As video art became more established throughout the 1980s LVA changed to accommodate the different concerns which emerged across the decade. The phenomenon of Scratch video, for example, and the rise of the music video and cheaper and more available video "camcorder" technology produced a different aesthetic less connected to the modernist concern for medium specificity which first characterised video. In 1988, after some disagreements with John Cleese’s video production company (Video Arts) over company names, LVA became London Video Access, and indeed its production facilities were in great demand at the expense of its distribution library during this period, showing a shift towards broadcast and the independent video sector and away from the arts. By 1994 another change of title to London Electronic Arts reflected developments in video technology towards a more dispersed digital media and again reasserted the artist led nature of the organisation. A further move to Lottery funded premises at the Lux Centre in 1996 also provided a purpose built gallery space to accompany distribution and production facilities.

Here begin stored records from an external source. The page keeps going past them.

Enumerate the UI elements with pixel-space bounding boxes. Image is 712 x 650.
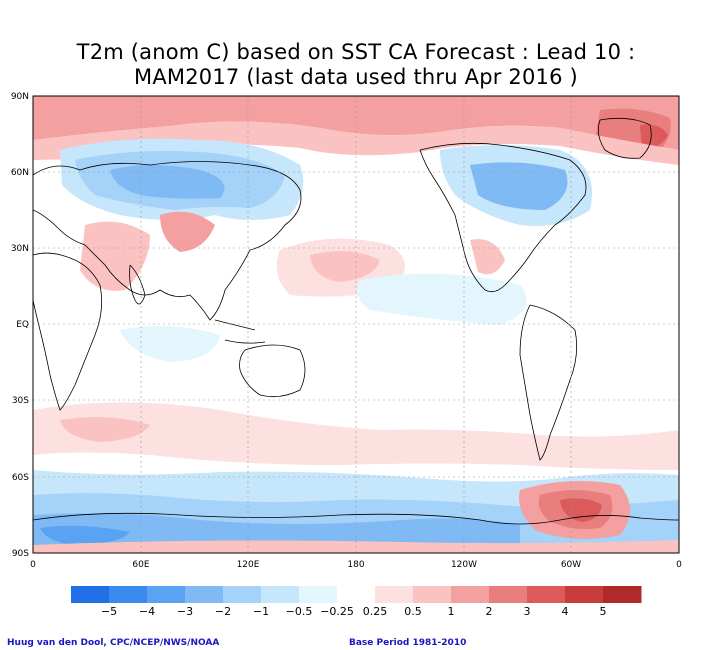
npacific-warm-core — [310, 251, 380, 282]
lat-axis: 90N 60N 30N EQ 30S 60S 90S — [11, 92, 29, 559]
lat-label: 30N — [11, 244, 29, 254]
namerica-coast — [419, 142, 587, 293]
asia-warm-region — [80, 221, 150, 291]
colorbar-label: −0.25 — [320, 605, 354, 618]
arctic-warm-inner — [640, 124, 668, 149]
colorbar-swatch — [109, 586, 148, 603]
lon-label: 0 — [676, 560, 682, 570]
indonesia-coast — [214, 319, 266, 344]
antarctica-coast — [33, 512, 679, 525]
colorbar-swatch — [565, 586, 604, 603]
colorbar-swatch — [223, 586, 262, 603]
gridlines — [33, 96, 679, 553]
arctic-light-warm — [33, 121, 679, 165]
colorbar-label: 1 — [448, 605, 455, 618]
namerica-cold-core — [470, 162, 568, 210]
colorbar-label: 0.25 — [363, 605, 388, 618]
credit-author: Huug van den Dool, CPC/NCEP/NWS/NOAA — [7, 638, 220, 648]
lon-axis: 0 60E 120E 180 120W 60W 0 — [30, 560, 682, 570]
colorbar: −5 −4 −3 −2 −1 −0.5 −0.25 0.25 0.5 1 2 3 4 5 — [71, 586, 642, 618]
coastlines — [33, 117, 679, 525]
lon-label: 60E — [132, 560, 149, 570]
colorbar-swatch — [603, 586, 642, 603]
lon-label: 120E — [237, 560, 260, 570]
samerica-coast — [519, 304, 578, 461]
colorbar-swatch — [185, 586, 224, 603]
colorbar-swatch — [489, 586, 528, 603]
lat-label: 90N — [11, 92, 29, 102]
lat-label: 30S — [12, 396, 29, 406]
lon-label: 60W — [561, 560, 581, 570]
credit-base-period: Base Period 1981-2010 — [349, 638, 467, 648]
colorbar-label: 3 — [524, 605, 531, 618]
antarctic-cold-strong — [40, 525, 130, 545]
colorbar-label: 2 — [486, 605, 493, 618]
title-line-1: T2m (anom C) based on SST CA Forecast : … — [76, 40, 636, 64]
lat-label: EQ — [16, 320, 29, 330]
colorbar-label: −3 — [177, 605, 193, 618]
lat-label: 60S — [12, 473, 29, 483]
title-line-2: MAM2017 (last data used thru Apr 2016 ) — [134, 65, 578, 89]
colorbar-swatch — [299, 586, 338, 603]
eurasia-coast — [33, 161, 302, 321]
colorbar-swatch — [71, 586, 110, 603]
lon-label: 120W — [451, 560, 477, 570]
tibet-warm-region — [160, 211, 215, 252]
colorbar-swatch — [527, 586, 566, 603]
colorbar-label: 5 — [600, 605, 607, 618]
colorbar-label: −1 — [253, 605, 269, 618]
colorbar-swatch — [337, 586, 376, 603]
plot-frame — [32, 95, 680, 554]
australia-coast — [239, 344, 306, 398]
lon-label: 180 — [347, 560, 364, 570]
colorbar-label: −5 — [101, 605, 117, 618]
eurasia-cold-core — [110, 165, 225, 199]
tropical-cool-region — [356, 273, 527, 325]
colorbar-swatch — [261, 586, 300, 603]
anomaly-field — [33, 96, 679, 553]
indian-cool-region — [120, 326, 220, 362]
colorbar-label: −4 — [139, 605, 155, 618]
greenland-coast — [597, 117, 652, 159]
southern-warm-core — [60, 416, 150, 442]
colorbar-label: −0.5 — [286, 605, 313, 618]
lon-label: 0 — [30, 560, 36, 570]
colorbar-label: 4 — [562, 605, 569, 618]
colorbar-swatch — [413, 586, 452, 603]
india-coast — [129, 264, 146, 305]
lat-label: 60N — [11, 168, 29, 178]
africa-coast — [33, 252, 103, 411]
colorbar-swatch — [451, 586, 490, 603]
colorbar-label: 0.5 — [404, 605, 422, 618]
lat-label: 90S — [12, 549, 29, 559]
colorbar-swatch — [147, 586, 186, 603]
colorbar-label: −2 — [215, 605, 231, 618]
colorbar-swatch — [375, 586, 414, 603]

Under the pressure of funding cuts, and perhaps also determined by the increasingly blurred distinctions which now existed between video and other moving image media, LEA merged with the London Film-Makers' Co-op with whom it shared a venue under the collective name of the Lux Centre, continuing until the eventual demise of the Centre in 2001. Its extensive library of video tapes, attesting to the rich history of British and international video art which LVA first helped to promote, continues to find distribution through LUX, as do many of the artists originally involved.